Na política do Brasil, tudo pode acontecer, inclusive vascaínos assinando a ficha de adesão ao Flamengo e, com um mínimo de esforço, a mistura de azeite com água. Em apenas algumas horas desta semana, boa parte dos 213 milhões de brasileiros foi do inferno ao purgatório sem chance alguma de defesa. O primeiro passo foi a aprovação em dois turnos meteóricos da apelidada PEC da Bandidagem, aquela, caso também seja aprovada pelo Senado, transformará deputados e senadores em bandidos e mocinhos de um mesmo crime.
A urgência para se votar o projeto que anistia todos os envolvidos no golpe que visava a impedir o presidente Lula de subir a rampa do Palácio do Planalto representou o segundo movimento. O empurrão final é um tal pacto republicano, algo como um acordão para livrar, se ele quiser, o líder do PCC da Papuda. Ainda não há nada de concreto, mas, como dizem os sábios, onde há fumaça, há fogo. O que circula nos botecos e inferninhos de Brasília é que o Centrão topa tudo para reduzir a pena de Bolsonaro de 27 para 21 anos de prisão.
Negociada nos bastidores pelo ex-presidente Michel Temer (sempre ele), a ideia pode incluir a redução da pena dos golpistas estrelados.
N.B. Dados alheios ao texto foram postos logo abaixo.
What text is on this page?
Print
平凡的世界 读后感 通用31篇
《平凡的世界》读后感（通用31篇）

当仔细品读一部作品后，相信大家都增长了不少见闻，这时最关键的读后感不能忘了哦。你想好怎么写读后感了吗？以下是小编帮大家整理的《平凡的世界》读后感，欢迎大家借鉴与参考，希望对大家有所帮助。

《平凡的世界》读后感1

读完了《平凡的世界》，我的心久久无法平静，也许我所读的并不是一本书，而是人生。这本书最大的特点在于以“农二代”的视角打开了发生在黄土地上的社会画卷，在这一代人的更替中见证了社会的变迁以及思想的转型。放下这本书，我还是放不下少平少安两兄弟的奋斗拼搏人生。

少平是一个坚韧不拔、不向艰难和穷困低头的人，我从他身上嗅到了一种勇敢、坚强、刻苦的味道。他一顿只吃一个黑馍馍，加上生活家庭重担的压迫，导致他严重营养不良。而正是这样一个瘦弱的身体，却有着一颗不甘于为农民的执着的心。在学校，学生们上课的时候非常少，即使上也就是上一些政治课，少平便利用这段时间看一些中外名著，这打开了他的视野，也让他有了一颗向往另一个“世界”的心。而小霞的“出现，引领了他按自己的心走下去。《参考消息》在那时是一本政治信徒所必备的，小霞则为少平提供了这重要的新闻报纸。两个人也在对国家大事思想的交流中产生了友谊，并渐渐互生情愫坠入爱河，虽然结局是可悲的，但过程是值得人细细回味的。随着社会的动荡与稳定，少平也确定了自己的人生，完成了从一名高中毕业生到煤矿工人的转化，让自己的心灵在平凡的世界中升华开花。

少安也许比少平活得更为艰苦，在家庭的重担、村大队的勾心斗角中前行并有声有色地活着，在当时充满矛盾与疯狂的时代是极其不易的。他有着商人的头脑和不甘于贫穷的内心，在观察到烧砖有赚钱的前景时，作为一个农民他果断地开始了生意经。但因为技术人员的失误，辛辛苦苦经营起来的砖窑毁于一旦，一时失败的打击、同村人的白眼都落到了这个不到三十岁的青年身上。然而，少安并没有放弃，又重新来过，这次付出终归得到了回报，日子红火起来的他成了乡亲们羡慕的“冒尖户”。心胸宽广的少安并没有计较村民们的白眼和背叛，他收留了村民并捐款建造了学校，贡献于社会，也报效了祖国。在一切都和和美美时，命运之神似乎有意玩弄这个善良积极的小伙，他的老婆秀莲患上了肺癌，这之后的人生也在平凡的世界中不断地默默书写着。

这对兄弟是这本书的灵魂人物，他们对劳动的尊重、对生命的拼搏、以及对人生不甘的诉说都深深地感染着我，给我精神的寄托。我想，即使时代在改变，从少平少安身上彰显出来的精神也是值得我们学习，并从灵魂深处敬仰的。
Também faria parte de absurda possibilidade a liberação geral dos terroristas do fatídico, bárbaro e inesquecível 8 de janeiro, a maioria presa há mais de dois anos. Conforme o burburinho na Esplanada dos Ministérios, tudo começou com a aprovação da PEC da Bandidagem. Na sequência, os senhores e senhoras deputados aprovaram, também a toque de caixa, a urgência para o projeto da anistia. Aí teria começado a segunda etapa da bandalheira.
Em outras palavras, em futuro que deve ser na semana que vem, os chefes das facções parlamentares voltarão a se reunir para a negociação final. Se o acordão for adiante, a PEC será derrubada no Senado, garantindo a tramitação da anistia para gregos, troianos e baianos. Como sei que nem tudo que sai dos plenários das duas casas de lei vale como documento definitivo, talvez não aposte R$ 3 nesse acordo de afogados. A prova de que estou mais ou menos certo é que, tão logo as desavergonhadas excelências aprovaram a PEC da Bandidagem, integrantes do governo, do Supremo Tribunal Federal e a ala séria do próprio Congresso se insurgiram de forma veemente contra o texto.
É fato que deputados e senadores bolsonaristas desacreditam da Justiça brasileira. O problema é que há uma distância abissal entre achar e ter certeza de que todos os ministros do STF são negociáveis. Não são. Sem margem de erro, duvido que os quatro magistrados que condenaram Jair Bolsonaro e seus asseclas como golpistas aceitem trocar a histórica e a inédita condenação por algumas balinhas de menta, por uma viagem de ida e volta ao sertão do Cariri ou por um show 0800 da dupla caipira Prefferido & Predileto. Resumindo, vejo o referido pacto como história escrita por turcos, floreada por norte-americanos e destinada apenas para inglês ler.
Independentemente do que estejam armando às escondidas, os parlamentares precisam saber que são cidadãos comuns e que, por essa razão, estão sujeitos à mesma lei dos demais brasileiros. A divulgação de um suposto conchavo acabou caindo como uma luva para a bancada liderada por Sóstenes Cavalcanti e presidida pelo bom moço Valdemar Costa Neto. Como cangaceiros atrapalhados, os deputados bolsonaristas foram tomados por um cagaço sem fronteiras logo após tomarem conhecimento da negativa repercussão da PEC da Safadeza. Por isso, tenha o nome que quiserem, a indecente proposta tende a ser esquecida no Senado antes que as excelências da Câmara continuem se borrando a céu aberto.